Market analysts and industry insiders agree that the COVID-19 pandemic and measures to contain it are affecting lubricant demand. The first is that stay-at-home orders have significantly reduced personal travel, which has severely impacted sales of passenger car engine oil, which is the largest demand area in the lubricants market; Market demand for industrial lubricants; third is the drop in air travel to a fraction of normal levels, significantly reducing lubricant demand in the industry.
IHS expects global demand for non-marine industrial lubricants to fall by just 3% in 2020, while consumption of non-marine vehicle lubricants will drop by 14%. IHS said the decline in motor oil consumption will be greater than the decline in demand for motor fuel as economic pressures cause most car owners to delay oil changes. Declining demand for finished lubricants will also reduce consumption of base oils, including API Groups I, II and III.

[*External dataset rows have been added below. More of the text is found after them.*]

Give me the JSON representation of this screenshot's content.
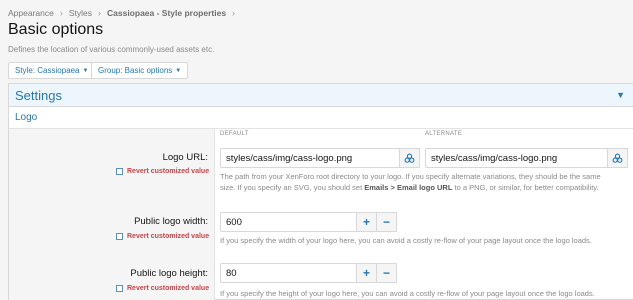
{
  "breadcrumb": {
    "items": [
      "Appearance",
      "Styles",
      "Cassiopaea - Style properties"
    ],
    "separator": "›"
  },
  "page": {
    "title": "Basic options",
    "description": "Defines the location of various commonly-used assets etc."
  },
  "filters": {
    "style_label": "Style: Cassiopaea",
    "group_label": "Group: Basic options"
  },
  "panel": {
    "title": "Settings",
    "section": "Logo",
    "column_default": "DEFAULT",
    "column_alternate": "ALTERNATE"
  },
  "fields": {
    "logo_url": {
      "label": "Logo URL:",
      "default_value": "styles/cass/img/cass-logo.png",
      "alternate_value": "styles/cass/img/cass-logo.png",
      "revert_label": "Revert customized value",
      "hint_1": "The path from your XenForo root directory to your logo. If you specify alternate variations, they should be the same",
      "hint_2a": "size. If you specify an SVG, you should set ",
      "hint_2b": "Emails > Email logo URL",
      "hint_2c": " to a PNG, or similar, for better compatibility."
    },
    "logo_width": {
      "label": "Public logo width:",
      "value": "600",
      "revert_label": "Revert customized value",
      "hint": "If you specify the width of your logo here, you can avoid a costly re-flow of your page layout once the logo loads."
    },
    "logo_height": {
      "label": "Public logo height:",
      "value": "80",
      "revert_label": "Revert customized value",
      "hint": "If you specify the height of your logo here, you can avoid a costly re-flow of your page layout once the logo loads."
    }
  },
  "icons": {
    "image_picker": "palette-icon",
    "dropdown": "caret-down-icon",
    "collapse": "caret-down-icon"
  },
  "colors": {
    "accent": "#2577b1",
    "revert": "#c84448",
    "header_bg": "#edf6fd"
  }
}
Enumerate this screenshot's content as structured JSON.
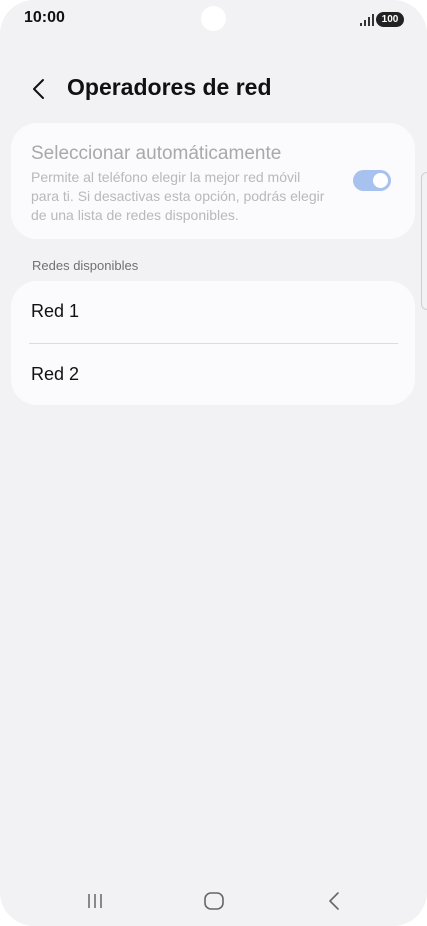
{
  "status_bar": {
    "time": "10:00",
    "battery": "100"
  },
  "header": {
    "title": "Operadores de red"
  },
  "auto_select": {
    "title": "Seleccionar automáticamente",
    "description": "Permite al teléfono elegir la mejor red móvil para ti. Si desactivas esta opción, podrás elegir de una lista de redes disponibles.",
    "enabled": true
  },
  "networks": {
    "section_label": "Redes disponibles",
    "items": [
      {
        "label": "Red 1"
      },
      {
        "label": "Red 2"
      }
    ]
  },
  "colors": {
    "background": "#f2f2f5",
    "card": "#fbfbfd",
    "toggle_on_disabled": "#a7c2ef"
  },
  "icons": {
    "back": "chevron-left-icon",
    "recents": "recents-icon",
    "home": "home-icon",
    "nav_back": "back-icon"
  }
}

Analysts say the area where demand is stable is heavy-duty diesel engine oils. Stephen Ames, general manager of SBA Consulting, pointed out that lubricant demand in key industry supply chains still operating during the pandemic has remained stable, especially as retailers such as Walmart and Costco have seen a surge in business, not to mention medical supply company. Supply and delivery from many online providers also maintained strong demand.
Industry insiders believe the impact of the outbreak will be negative, but the industry has experienced supply disruptions of this magnitude in the past, such as the 1987 crude oil price crash and the Asian financial crisis. The impact of the outbreak on the global lubricants market may start to wane in the next quarter, but the recovery will not be quick.
Freedonia said: “The worst drop in demand is expected in the second quarter of 2020, with some signs of market recovery in the third quarter. While it is possible that a return to previous levels is possible eventually, as economic damage will take time to repair, So the rebound will be slow."
Analysts believe the crisis could force some refineries to close, including some with base oil production units. Ernie Henderson said: "This will benefit the global base oil industry. The industry is still in a state of oversupply and M&A activity in the lubricants industry is expected to increase, with some inefficient business segments being replaced by larger and more efficient sectors. Higher plates gobble up."